Pick an image for a field

  1. AI calls findAssets({ category: "image", extensions: ["jpg", "png"], folder: "marketing" }).
  2. Picks an asset id from the response.
  3. References it in the field via patchFields or saveDraft.

Migrate a site to Blobify

The full migration loop runs end-to-end through MCP if your API key has developer role:

  1. AI inspects the source site (HTML scraping, sitemap walk, etc.) using its own fetch tool.
  2. AI designs the schema graph locally — what models, what blocks, what fields per model.
  3. importSchemas({ models, blocks }) to push the schema in one bundle.
  4. bulkImport({ model, items }) in batches of 100 for the content side. Inspect per-item status and retry failed ones.
  5. generateClient() so the user's frontend can immediately consume the new types.
  6. publish the entries the user explicitly wants live.
  7. getWebhookSpec() to learn the wire contract, then createWebhook(...) to wire revalidation into the user's frontend (Next.js revalidateTag, Vercel ISR, etc.). testWebhook(id) confirms the receiver verifies signatures correctly.

Bulk-import content from another CMS

  1. Run schema validation locally to catch shape errors.
  2. Call bulkImport({ model: "article", items: [...] }) in batches of 100.
  3. Inspect the per-item status array; retry failed items with corrected data.
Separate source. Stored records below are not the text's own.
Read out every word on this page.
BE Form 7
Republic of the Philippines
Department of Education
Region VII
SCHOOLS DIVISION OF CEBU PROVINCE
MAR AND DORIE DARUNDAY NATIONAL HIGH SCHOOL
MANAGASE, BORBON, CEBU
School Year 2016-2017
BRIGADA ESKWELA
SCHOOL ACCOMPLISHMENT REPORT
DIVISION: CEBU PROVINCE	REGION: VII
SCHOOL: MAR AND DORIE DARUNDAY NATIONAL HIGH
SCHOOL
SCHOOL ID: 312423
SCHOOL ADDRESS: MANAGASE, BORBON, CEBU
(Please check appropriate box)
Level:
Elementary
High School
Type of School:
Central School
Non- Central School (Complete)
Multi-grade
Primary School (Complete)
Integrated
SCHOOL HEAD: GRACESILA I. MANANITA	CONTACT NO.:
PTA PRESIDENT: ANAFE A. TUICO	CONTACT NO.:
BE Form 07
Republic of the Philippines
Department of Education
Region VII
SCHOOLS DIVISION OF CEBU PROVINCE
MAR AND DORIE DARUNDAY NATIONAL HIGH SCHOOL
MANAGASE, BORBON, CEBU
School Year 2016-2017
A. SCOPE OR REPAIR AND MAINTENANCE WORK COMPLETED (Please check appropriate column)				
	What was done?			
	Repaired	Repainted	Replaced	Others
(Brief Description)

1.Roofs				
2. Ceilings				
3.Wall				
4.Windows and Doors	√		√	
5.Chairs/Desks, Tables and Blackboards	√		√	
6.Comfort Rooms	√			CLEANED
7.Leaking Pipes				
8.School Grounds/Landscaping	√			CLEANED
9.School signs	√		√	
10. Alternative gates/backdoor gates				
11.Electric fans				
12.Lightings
Confirm publish readiness before committing

  1. AI calls canPublish({ model: "page", id }).
  2. If canPublish: true, proceed to publish.
  3. If canPublish: false, show the user the errors array (or use fieldErrors to highlight specific fields/locales) and ask them to fix the missing data before retrying.

Stateless behaviour

Each MCP request is independent — there are no long-lived sessions, no resumable streams. This makes the server cheap to scale and trivially horizontally distributable. If you need streaming notifications (e.g. webhooks for publish events), use the Webhooks API instead.

CORS and origins

The MCP endpoint is server-to-server: AI hosts proxy through their own infrastructure or run as native apps. Browser-based JavaScript can't reach it (and shouldn't — exposing an API key client-side defeats the auth model). We don't need to relax CORS for MCP.

Troubleshooting

"data did not match any variant of untagged enum JsonRpcMessage"

A client transport that advertises support for SSE but can't parse it. Confirm your client is set to "Streamable HTTP" mode (not SSE). Our server replies with plain JSON when this is selected.
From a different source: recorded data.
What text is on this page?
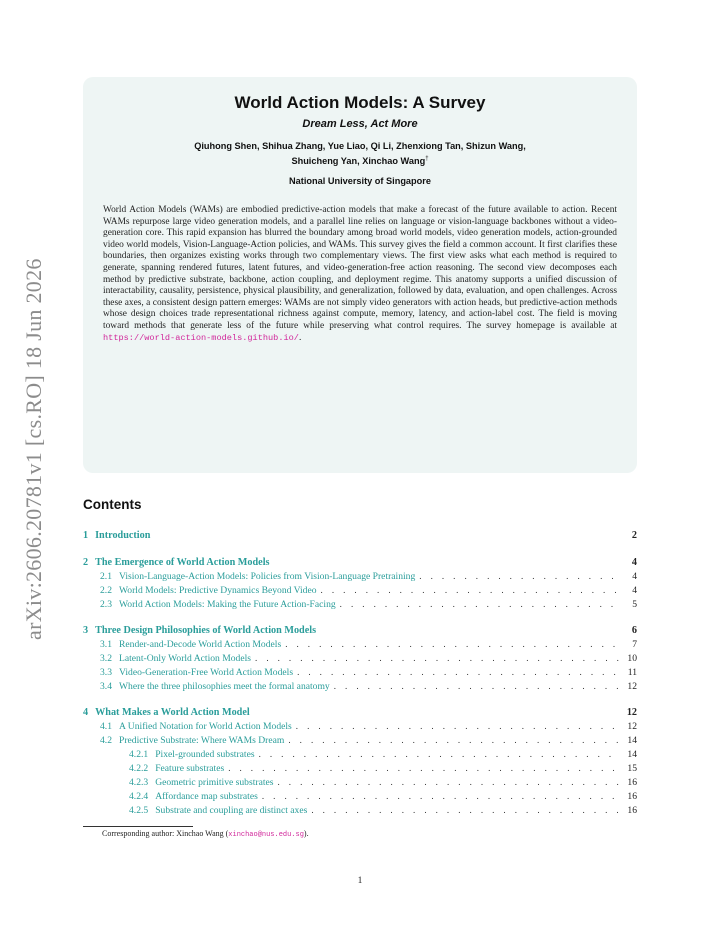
arXiv:2606.20781v1 [cs.RO] 18 Jun 2026
World Action Models: A Survey
Dream Less, Act More
Qiuhong Shen, Shihua Zhang, Yue Liao, Qi Li, Zhenxiong Tan, Shizun Wang,
Shuicheng Yan, Xinchao Wang†
National University of Singapore
World Action Models (WAMs) are embodied predictive-action models that make a forecast of the future available to action. Recent WAMs repurpose large video generation models, and a parallel line relies on language or vision-language backbones without a video-generation core. This rapid expansion has blurred the boundary among broad world models, video generation models, action-grounded video world models, Vision-Language-Action policies, and WAMs. This survey gives the field a common account. It first clarifies these boundaries, then organizes existing works through two complementary views. The first view asks what each method is required to generate, spanning rendered futures, latent futures, and video-generation-free action reasoning. The second view decomposes each method by predictive substrate, backbone, action coupling, and deployment regime. This anatomy supports a unified discussion of interactability, causality, persistence, physical plausibility, and generalization, followed by data, evaluation, and open challenges. Across these axes, a consistent design pattern emerges: WAMs are not simply video generators with action heads, but predictive-action methods whose design choices trade representational richness against compute, memory, latency, and action-label cost. The field is moving toward methods that generate less of the future while preserving what control requires. The survey homepage is available at https://world-action-models.github.io/.
Contents
1 Introduction	2
2 The Emergence of World Action Models	4
2.1 Vision-Language-Action Models: Policies from Vision-Language Pretraining . . .	4
2.2 World Models: Predictive Dynamics Beyond Video . . .	4
2.3 World Action Models: Making the Future Action-Facing . . .	5
3 Three Design Philosophies of World Action Models	6
3.1 Render-and-Decode World Action Models . . .	7
3.2 Latent-Only World Action Models . . .	10
3.3 Video-Generation-Free World Action Models . . .	11
3.4 Where the three philosophies meet the formal anatomy . . .	12
4 What Makes a World Action Model	12
4.1 A Unified Notation for World Action Models . . .	12
4.2 Predictive Substrate: Where WAMs Dream . . .	14
4.2.1 Pixel-grounded substrates . . .	14
4.2.2 Feature substrates . . .	15
4.2.3 Geometric primitive substrates . . .	16
4.2.4 Affordance map substrates . . .	16
4.2.5 Substrate and coupling are distinct axes . . .	16
Corresponding author: Xinchao Wang (xinchao@nus.edu.sg).
1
-32601 Method not found on resources/list

We don't expose MCP "resources" — only tools. The error is informational; the AI tried both surfaces and one of them legitimately doesn't exist.

401 Unauthorized

API key is missing, malformed, or has been revoked. Check Settings → Developer → API Keys. Keys are case-sensitive.

403 Forbidden on a tool call

The API key's role doesn't permit that operation, or the key is restricted to specific spaces and the call targeted a different one.

AI says "I can't fetch URLs"

Your AI host doesn't have a built-in HTTP fetch tool, so it can't follow getReadContext's URL templates to scan the bucket directly. Use findContent / getContent / findAssets instead — they don't need outbound HTTP from the AI host.

Limitations

  • One MCP request = one tool call (stateless).
  • No SSE / no resumable streams in the current transport.
  • Markdown→AST conversion supports CommonMark + GFM strikethrough. Other GFM extensions (tables, task lists) aren't auto-converted yet.
  • bulkImport cap is 100 items per call.

Changelog

The MCP surface follows the rest of Blobify's API versioning. Backwards- incompatible tool changes will land behind new tool names; existing tool inputs and outputs are stable.